Construction proceeded with the erection of the 5-story, 280 foot clear-span auditorium roof structure surrounding the auditorium bowl after several erection methods were considered. Constructing the auditorium roof on the ground, rather than in the air, provided better and safer access to the work. This also allowed the mechanical, electrical, plumbing and fire protection races to install all of their systems within the roof before it went up, to say nothing of catwalks and audio-visual supports. With this non-traditional method the long-span roof would then be lifted from the ground with hydraulic jacks nearly 50 feet to its permanent location. Once attached to the surrounding building steel, the jacks would be removed and steel erection would proceed with the remainder of the building.
With the material procurement phase underway, the project team began to fast-track the design and detailing of the structural steel. We agreed that an integrated project delivery approach would be the best method for supplying the steel the fastest. Working cooperatively within a Tekla model, the team implemented the design and detailing processes in parallel. Not only did this model-based method streamline the detailing process, it simplified the submittal review process since the engineer could review drawings created directly from their own model.
Another benefit: coordination could be done within the model to resolve constructability issues, especially those that required changes to the structure. JP Cullen hosted a weekly meeting using an online conferencing system to allow all parties to view the Tekla model simultaneously. Each week, new issues could be brought to the table and be quickly resolved.

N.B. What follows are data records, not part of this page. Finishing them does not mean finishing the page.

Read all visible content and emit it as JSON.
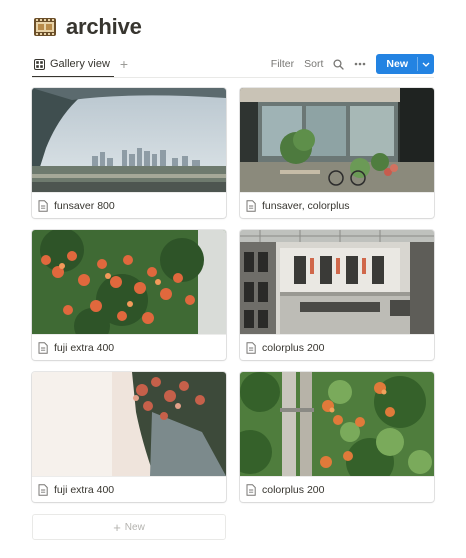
{
  "page": {
    "title": "archive",
    "icon": "film-icon"
  },
  "toolbar": {
    "view_label": "Gallery view",
    "add_view": "+",
    "filter_label": "Filter",
    "sort_label": "Sort",
    "search_icon": "search-icon",
    "more_icon": "more-icon",
    "new_label": "New",
    "accent_color": "#2383e2"
  },
  "cards": [
    {
      "title": "funsaver 800",
      "cover": "city skyline from train window"
    },
    {
      "title": "funsaver, colorplus",
      "cover": "storefront with plants and bicycle"
    },
    {
      "title": "fuji extra 400",
      "cover": "orange trumpet flowers on vine"
    },
    {
      "title": "colorplus 200",
      "cover": "atrium building interior"
    },
    {
      "title": "fuji extra 400",
      "cover": "overexposed flowers on white"
    },
    {
      "title": "colorplus 200",
      "cover": "ivy with orange flowers on pole"
    }
  ],
  "footer": {
    "new_row_plus": "+",
    "new_row_label": "New"
  }
}
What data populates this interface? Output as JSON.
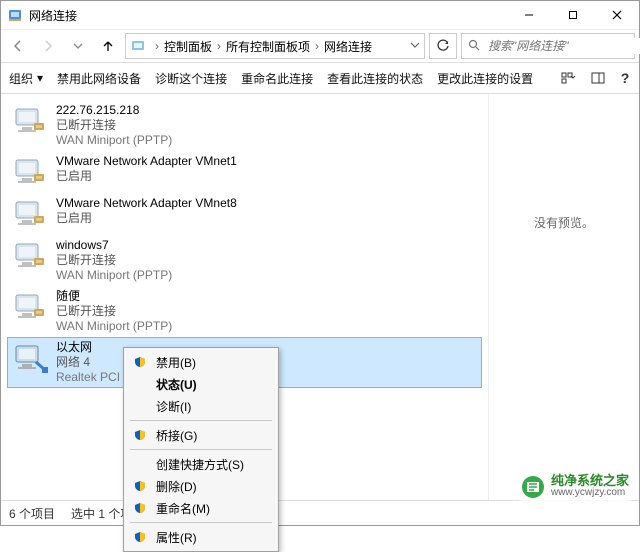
{
  "title": "网络连接",
  "breadcrumb": [
    "控制面板",
    "所有控制面板项",
    "网络连接"
  ],
  "search": {
    "placeholder": "搜索\"网络连接\""
  },
  "cmdbar": {
    "organize": "组织",
    "items": [
      "禁用此网络设备",
      "诊断这个连接",
      "重命名此连接",
      "查看此连接的状态",
      "更改此连接的设置"
    ]
  },
  "connections": [
    {
      "name": "222.76.215.218",
      "status": "已断开连接",
      "device": "WAN Miniport (PPTP)",
      "kind": "wan"
    },
    {
      "name": "VMware Network Adapter VMnet1",
      "status": "已启用",
      "device": "",
      "kind": "vm"
    },
    {
      "name": "VMware Network Adapter VMnet8",
      "status": "已启用",
      "device": "",
      "kind": "vm"
    },
    {
      "name": "windows7",
      "status": "已断开连接",
      "device": "WAN Miniport (PPTP)",
      "kind": "wan"
    },
    {
      "name": "随便",
      "status": "已断开连接",
      "device": "WAN Miniport (PPTP)",
      "kind": "wan"
    },
    {
      "name": "以太网",
      "status": "网络 4",
      "device": "Realtek PCI",
      "kind": "eth",
      "selected": true
    }
  ],
  "preview_text": "没有预览。",
  "context_menu": {
    "disable": "禁用(B)",
    "status": "状态(U)",
    "diagnose": "诊断(I)",
    "bridge": "桥接(G)",
    "shortcut": "创建快捷方式(S)",
    "delete": "删除(D)",
    "rename": "重命名(M)",
    "properties": "属性(R)"
  },
  "statusbar": {
    "count": "6 个项目",
    "selected": "选中 1 个项"
  },
  "watermark": {
    "cn": "纯净系统之家",
    "url": "www.ycwjzy.com"
  }
}
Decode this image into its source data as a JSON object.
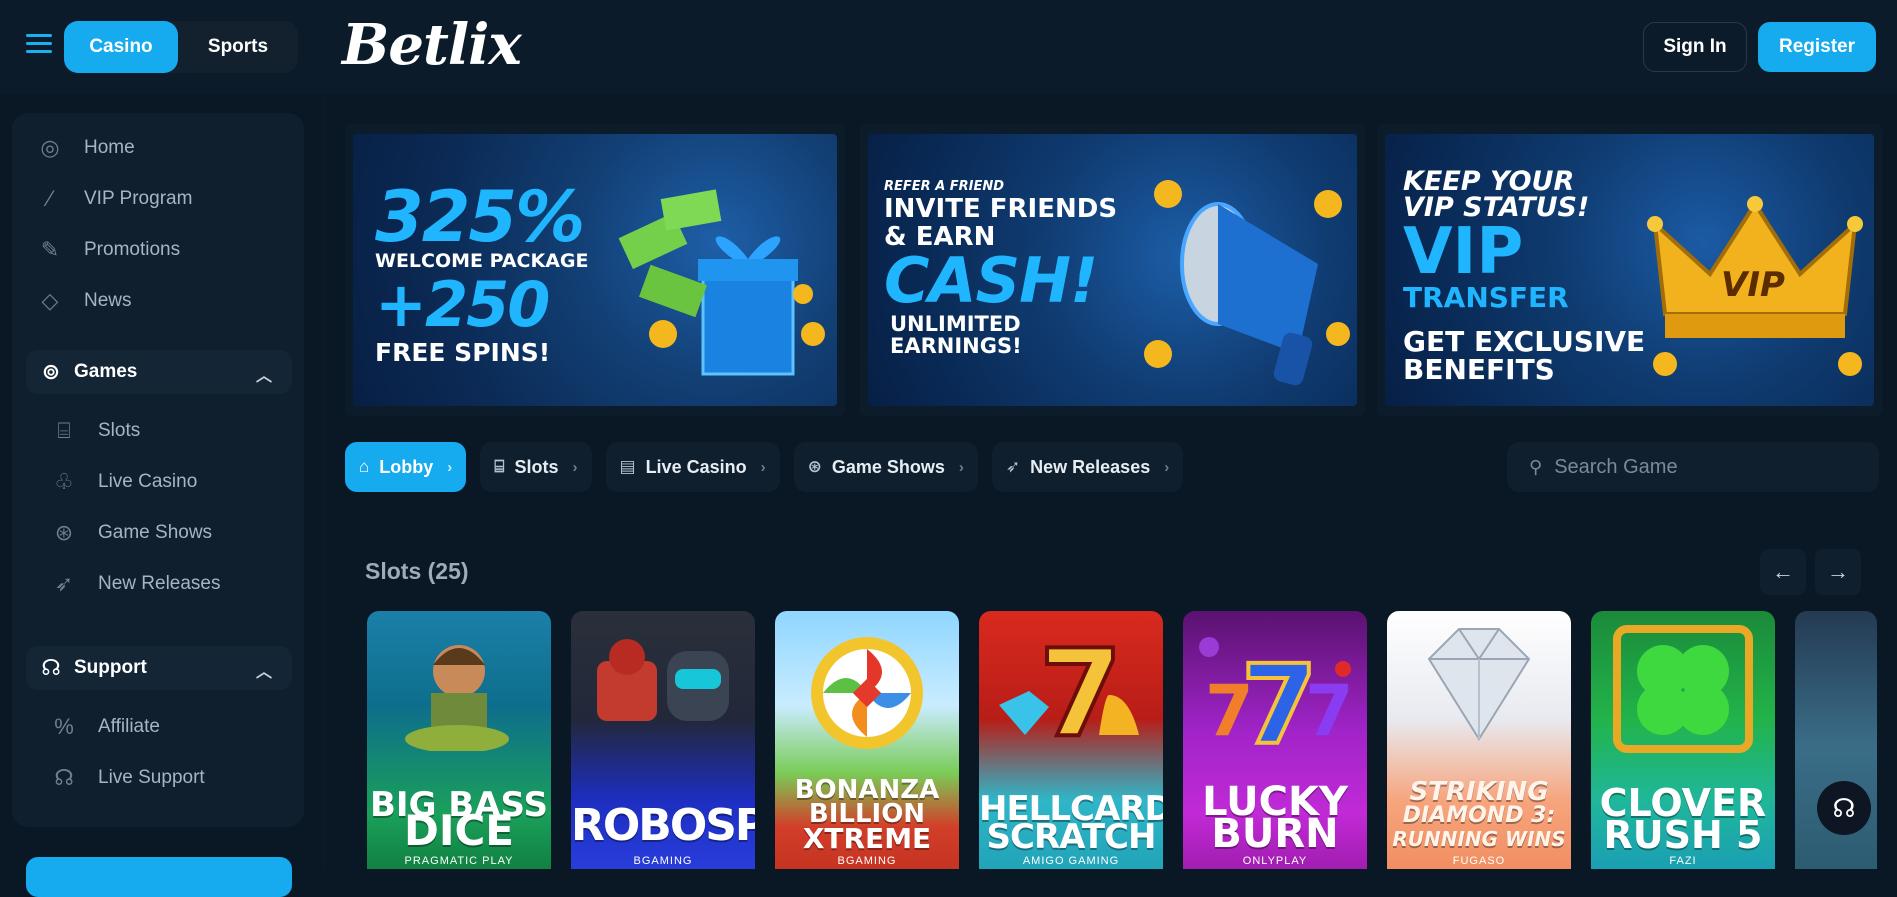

The 1,400 person team achieved what some might have thought impossible: the construction of an 830,000 square-foot building, nearly invisible from the outside and containing over 17,000 tons of steel, without any major safety incidents on an extremely tight timetable – all the while implementing new systems and continuously updating engineering and construction plans.
The speed and scale of the construction was unprecedented and required precise planning, clear communication, teamwork and creativity. The roof lift was completed on October 27, 2012. Topping out of structural steel occurred on May 6, 2013. Deep Space’s first “test run” was a staff meeting on August 19, 2013.
The building, as promised, was ready for the annual User Group Meeting on September 13, 2013. JP Cullen’s Division Manager, Jim Schumacher, spoke to UGM participants about the project, concluding his remarks with, “We delivered as promised and hope that Epic will enjoy its Deep Space experience.”
Today Deep Space is an integral part of Epic’s learning campus.